When your data have such strong structure, questions of "computational complexity" can be drastically affected on how you encode input and output, and also on which parameters you hold constant.
Inversion
The actual calculation (see below) can be done in a constant number of scalar operations, so can we simply say the time complexity is constant?
First consider the input method. Since we know the structure, you might give the input as the triple $(n,\alpha,\beta)$. Or, if you present the input matrix explicitly, for example in row-major form, it suffices to read the first two entries to find $\alpha$ and $\beta$. Oh, but you need to know also $n$. Was it a constant, or given as a separate input, or do you need to read a full row of input to find how long it is?
Then consider the actual calculation. Knowing $(\alpha, \beta, n)$, we only need a constant number of scalar arithmetic operations. We observe that $$A = (\alpha-\beta) I + \beta uu^T,$$ where $I$ is the $n \times n$ identity matrix and $u$ is the $n \times 1$ vector of ones. Then, by the Sherman-Morrison formula and some simplification, every diagonal entry of $A^{-1}$ is $$ c - c^2 \beta / (1+nc\beta) $$ and every off-diagonal entry is $$ - c^2 \beta / (1+nc\beta) $$ where we have written $c = 1/(\alpha-\beta)$ for brevity. (It might simplify even further, I didn't check.)
Then consider the output method. We know from above that the output matrix has just two different values: on-diagonal and off-diagonal. We computed them in constant time (assuming constant-time scalar arithmetic). Can we output it in constant time?
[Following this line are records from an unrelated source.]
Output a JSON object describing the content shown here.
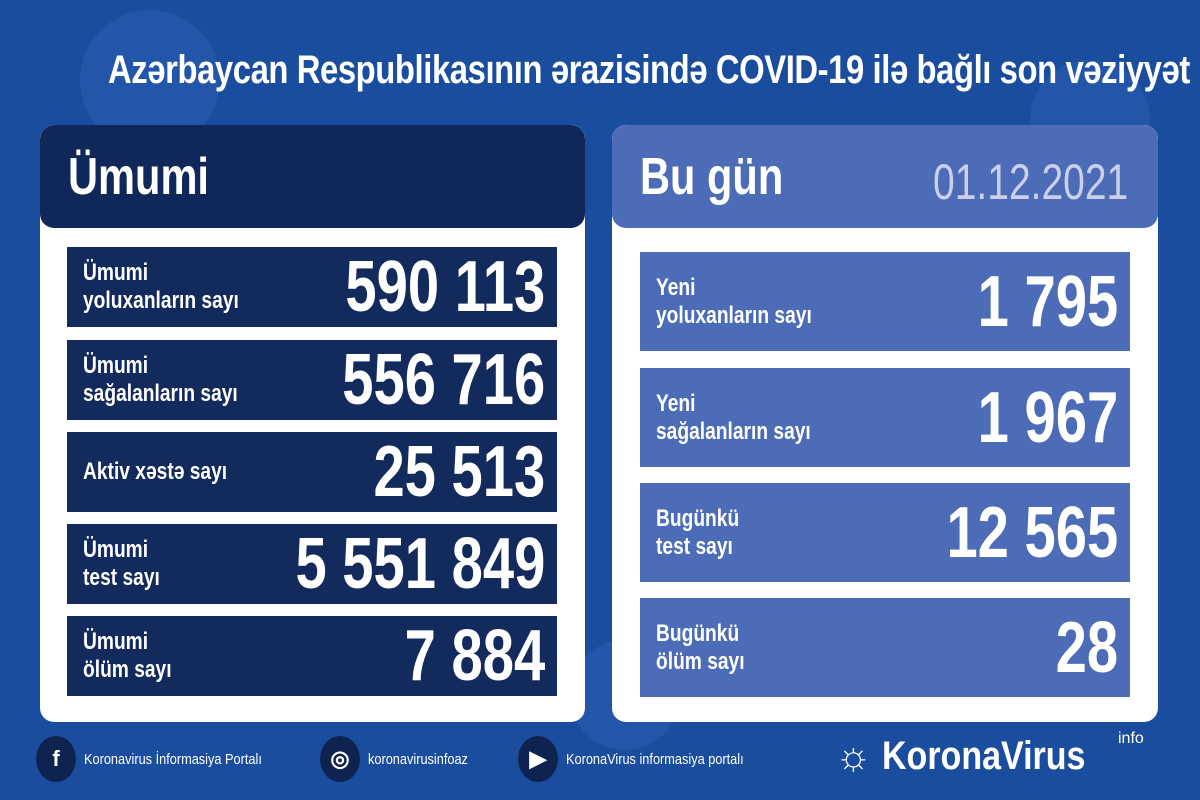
{
  "title": "Azərbaycan Respublikasının ərazisində COVID-19 ilə bağlı son vəziyyət",
  "colors": {
    "background": "#1b4d9e",
    "left_panel": "#10275a",
    "right_panel": "#4d6cb7"
  },
  "total": {
    "heading": "Ümumi",
    "rows": [
      {
        "label": "Ümumi\nyoluxanların sayı",
        "value": "590 113"
      },
      {
        "label": "Ümumi\nsağalanların sayı",
        "value": "556 716"
      },
      {
        "label": "Aktiv xəstə sayı",
        "value": "25 513"
      },
      {
        "label": "Ümumi\ntest sayı",
        "value": "5 551 849"
      },
      {
        "label": "Ümumi\nölüm sayı",
        "value": "7 884"
      }
    ]
  },
  "today": {
    "heading": "Bu gün",
    "date": "01.12.2021",
    "rows": [
      {
        "label": "Yeni\nyoluxanların sayı",
        "value": "1 795"
      },
      {
        "label": "Yeni\nsağalanların sayı",
        "value": "1 967"
      },
      {
        "label": "Bugünkü\ntest sayı",
        "value": "12 565"
      },
      {
        "label": "Bugünkü\nölüm sayı",
        "value": "28"
      }
    ]
  },
  "footer": {
    "facebook": "Koronavirus İnformasiya Portalı",
    "instagram": "koronavirusinfoaz",
    "youtube": "KoronaVirus informasiya portalı",
    "logo": "KoronaVirus",
    "logo_sup": "info"
  }
}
Yes, if we are only required to output the two values and if outputting a scalar is constant-time. But if explicit $n \times n$ output matrix is required, surely that lower-bounds the output time. Also, note that the size of the scalars depends on the values of $\alpha$, $\beta$ and $n$. Do you need to output them as exact rationals? Floating point approximation?
Multiplication
You did not stipulate any special structure in the second ($n \times m$) matrix. Assuming constant-time scalar operations, the straightforward $O(nm)$ method is optimal. This is a lower bound because just outputting the $n \times m$ result takes this much.
From the inversion section we recall $$A = (\alpha-\beta) I + \beta uu^T.$$ Multiplying by the first term is multiplying your second matrix by a scalar. Multiplying by the second term is taking column sums and multiplying by scalar. Each part, and adding them, is easily done in $O(nm)$ time.
Appendix
This kind of matrix (constant value on main diagonal, another constant everywhere else) has been called double-constant matrix, at least by Ben O'Neill in his 2021 arXiv manuscript (The Double-Constant Matrix, Centering Matrix and Equicorrelation Matrix: Theory and Applications). This may lead to further information. On page 9 there is a formula for the inverse matrix, similar to mine above.
Another name seems to be completely symmetric matrix, e.g. Henderson (1981), C85. On the inverse of a completely symmetric matrix, Journal of Statistical Computation and Simulation 12: 138-139.